Salesforce.com, Inc. (CRM) Joins Alphabet Inc, Apple Inc. in Renewable Energy Investment

Salesforce

Salesforce.com, Inc. (NYSE:CRM) has entered into a virtual wind power purchase deal that will see it buy 125,000 MW/h of electricity annually for its West Virginia data center. Save for it being a virtual power purchase agreement, the deal is reminiscent of renewable energy investments by Alphabet Inc (NASDAQ:GOOG) (NASDAQ:GOOGL) and Apple Inc. (NASDAQ:AAPL).

Details are currently scant about which provider Salesforce is buying the wind power from and where exactly the project is located. However, it is understood that the virtual power purchase deal means that Salesforce will not directly use the wind power in its data center. Instead, the power will be injected into the local grid that serves the company’s West Virginia data center.

Wind power broker format
The agreement calls for Salesforce.com, Inc. (NYSE:CRM) to buy 250,000 MW/h of wind electricity from the undisclosed provider at a fixed price over a period of 12 years. It will be like Salesforce buying the wind power at a wholesale price and selling to utilities that supply power to its data center.

The reason Salesforce.com, Inc. (NYSE:CRM) has been forced to enter a virtual power purchase deal is that the company doesn’t own the data centers it uses. Instead, it rents space from commercial data center operators. That makes it difficult for the company to directly wire solar or wind power to run its data centers. However, the virtual power purchase agreement allows the company to reduce the amount of unclean energy credited to its data centers.

100% clean energy operation
Salesforce is in the process of converting all its operations to clean energy at an unspecified date.

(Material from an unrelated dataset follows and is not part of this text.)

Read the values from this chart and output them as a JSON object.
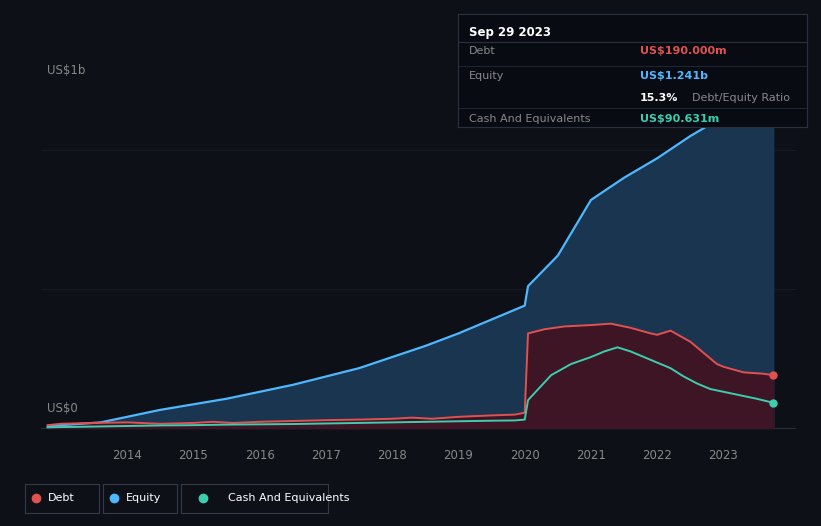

However, the company targets to make its footprint be carbon neutral by 2050.

The renewable energy investment format that Salesforce.com, Inc. (NYSE:CRM) has adopted is different from that used by Alphabet, Apple and techs investing in clean energy. For the most part, Amazon and Apple invest in clean power projects that directly impact their operations.

Tackling adverse climate changes
Regardless of the strategy used, Salesforce.com, Inc. (NYSE:CRM)’s move adds to the efforts to ditch unclean energy for clean energy. Adoption of renewable power from sources such as wind, solar and fuel cell are important in controlling adverse climate change. A recent climate convention in Paris, France, adopted more robust measures to reduce global warming.